Kim Hee-Jong, Shin Jeong-Hyeon, Han Cheol E, Kim Hee Jin, Na Duk L, Seo Sang Won, Seong Joon-Kyung
School of Biomedical Engineering, Korea UniversitySeoul, South Korea; Department of Bio-convergence Engineering, Korea UniversitySeoul, South Korea.
Department of Neurology, Samsung Medical Center, Sungkyunkwan University School of MedicineSeoul, South Korea; Neuroscience Center, Samsung Medical CenterSeoul, South Korea.
Front Neurosci. 2016 Sep 1;10:394. doi: 10.3389/fnins.2016.00394. eCollection 2016.

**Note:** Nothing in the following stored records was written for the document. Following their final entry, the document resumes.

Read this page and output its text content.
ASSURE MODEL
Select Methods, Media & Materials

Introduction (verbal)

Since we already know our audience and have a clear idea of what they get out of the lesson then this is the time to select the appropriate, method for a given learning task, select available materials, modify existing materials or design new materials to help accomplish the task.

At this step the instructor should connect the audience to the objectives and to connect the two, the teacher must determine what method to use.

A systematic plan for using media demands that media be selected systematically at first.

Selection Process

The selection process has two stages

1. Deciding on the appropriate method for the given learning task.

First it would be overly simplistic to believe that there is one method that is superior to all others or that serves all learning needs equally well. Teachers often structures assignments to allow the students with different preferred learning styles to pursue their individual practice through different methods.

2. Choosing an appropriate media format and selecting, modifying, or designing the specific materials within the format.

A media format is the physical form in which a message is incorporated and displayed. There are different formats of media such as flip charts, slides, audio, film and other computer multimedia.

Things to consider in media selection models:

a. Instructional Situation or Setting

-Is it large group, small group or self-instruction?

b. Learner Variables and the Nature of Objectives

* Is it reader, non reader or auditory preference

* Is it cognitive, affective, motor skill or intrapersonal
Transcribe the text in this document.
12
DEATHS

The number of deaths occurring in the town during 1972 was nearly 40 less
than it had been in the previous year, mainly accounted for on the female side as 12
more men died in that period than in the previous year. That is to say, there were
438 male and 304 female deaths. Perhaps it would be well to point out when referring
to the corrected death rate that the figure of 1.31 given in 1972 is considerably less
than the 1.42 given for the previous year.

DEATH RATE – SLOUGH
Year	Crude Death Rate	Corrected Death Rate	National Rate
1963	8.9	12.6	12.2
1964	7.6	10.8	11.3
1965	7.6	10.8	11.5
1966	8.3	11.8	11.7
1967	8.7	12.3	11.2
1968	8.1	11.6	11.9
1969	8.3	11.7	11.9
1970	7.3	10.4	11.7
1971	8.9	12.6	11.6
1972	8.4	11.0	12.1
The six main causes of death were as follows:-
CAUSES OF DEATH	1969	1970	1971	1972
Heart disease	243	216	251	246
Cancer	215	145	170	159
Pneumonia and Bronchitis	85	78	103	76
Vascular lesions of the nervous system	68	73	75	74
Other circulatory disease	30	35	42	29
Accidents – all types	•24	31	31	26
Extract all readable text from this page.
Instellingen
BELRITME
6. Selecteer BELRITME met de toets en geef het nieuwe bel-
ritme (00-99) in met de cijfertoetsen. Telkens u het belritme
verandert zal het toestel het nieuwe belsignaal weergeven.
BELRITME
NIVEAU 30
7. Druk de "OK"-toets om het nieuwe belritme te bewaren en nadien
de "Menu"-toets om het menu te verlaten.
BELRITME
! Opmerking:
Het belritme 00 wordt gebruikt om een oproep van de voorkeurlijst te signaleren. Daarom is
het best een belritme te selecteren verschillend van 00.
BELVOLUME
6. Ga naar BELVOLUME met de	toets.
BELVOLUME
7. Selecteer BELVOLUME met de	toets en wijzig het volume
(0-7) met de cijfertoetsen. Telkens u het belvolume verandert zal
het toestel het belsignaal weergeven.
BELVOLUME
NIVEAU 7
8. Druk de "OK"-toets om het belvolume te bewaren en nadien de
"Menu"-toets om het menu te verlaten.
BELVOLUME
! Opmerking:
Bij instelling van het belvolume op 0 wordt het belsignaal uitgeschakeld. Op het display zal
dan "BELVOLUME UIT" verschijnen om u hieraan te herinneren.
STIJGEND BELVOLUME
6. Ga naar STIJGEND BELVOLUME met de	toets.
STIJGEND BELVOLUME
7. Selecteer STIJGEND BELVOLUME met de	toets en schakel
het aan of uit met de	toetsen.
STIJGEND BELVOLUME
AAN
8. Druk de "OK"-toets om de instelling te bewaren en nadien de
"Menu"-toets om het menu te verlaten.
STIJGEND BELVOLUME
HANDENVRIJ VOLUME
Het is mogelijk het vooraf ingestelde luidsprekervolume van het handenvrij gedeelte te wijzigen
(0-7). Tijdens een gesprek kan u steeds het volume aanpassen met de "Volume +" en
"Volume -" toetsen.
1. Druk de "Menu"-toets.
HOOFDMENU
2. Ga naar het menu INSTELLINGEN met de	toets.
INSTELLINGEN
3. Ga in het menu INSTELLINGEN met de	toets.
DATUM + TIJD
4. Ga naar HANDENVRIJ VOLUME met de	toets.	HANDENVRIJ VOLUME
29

Cortical thinning patterns in Alzheimer's disease (AD) have been widely reported through conventional regional analysis. In addition, the coordinated variance of cortical thickness in different brain regions has been investigated both at the individual and group network levels. In this study, we aim to investigate network architectural characteristics of a structural covariance network (SCN) in AD, and further to show that the structural covariance connectivity becomes disorganized across the brain regions in AD, while the normal control (NC) subjects maintain more clustered and consistent coordination in cortical atrophy variations. We generated SCNs directly from T1-weighted MR images of individual patients using surface-based cortical thickness data, with structural connectivity defined as similarity in cortical thickness within different brain regions. Individual SCNs were constructed using morphometric data from the Samsung Medical Center (SMC) dataset. The structural covariance connectivity showed higher clustering than randomly generated networks, as well as similar minimum path lengths, indicating that the SCNs are "small world." There were significant difference between NC and AD group in characteristic path lengths (z = -2.97, p < 0.01) and small-worldness values (z = 4.05, p < 0.01). Clustering coefficients in AD was smaller than that of NC but there was no significant difference (z = 1.81, not significant). We further observed that the AD patients had significantly disrupted structural connectivity. We also show that the coordinated variance of cortical thickness is distributed more randomly from one region to other regions in AD patients when compared to NC subjects. Our proposed SCN may provide surface-based measures for understanding interaction between two brain regions with co-atrophy of the cerebral cortex due to normal aging or AD. We applied our method to the AD Neuroimaging Initiative (ADNI) data to show consistency in results with the SMC dataset.
通过传统的区域分析,阿尔茨海默病(AD)中的皮质变薄模式已被广泛报道。此外,不同脑区皮质厚度的协同变化已在个体和群体网络层面进行了研究。在本研究中,我们旨在研究AD中结构协方差网络(SCN)的网络架构特征,并进一步表明,AD患者大脑区域间的结构协方差连接变得紊乱,而正常对照(NC)受试者在皮质萎缩变化中保持更聚集和一致的协调性。我们使用基于表面的皮质厚度数据,直接从个体患者的T1加权磁共振图像生成SCN,将结构连接定义为不同脑区内皮质厚度的相似性。使用三星医疗中心(SMC)数据集的形态学数据构建个体SCN。结构协方差连接显示出比随机生成的网络更高的聚类性,以及相似的最小路径长度,表明SCN是“小世界”网络。NC组和AD组在特征路径长度(z = -2.97,p < 0.01)和小世界值(z = 4.05,p < 0.01)上存在显著差异。AD组的聚类系数小于NC组,但无显著差异(z = 1.81,无显著性)。我们进一步观察到AD患者的结构连接明显紊乱。我们还表明,与NC受试者相比,AD患者皮质厚度的协同变化在从一个区域到其他区域的分布上更加随机。我们提出的SCN可能为理解由于正常衰老或AD导致的大脑皮质共同萎缩的两个脑区之间的相互作用提供基于表面的测量方法。我们将我们的方法应用于阿尔茨海默病神经影像学倡议(ADNI)数据,以显示与SMC数据集结果的一致性。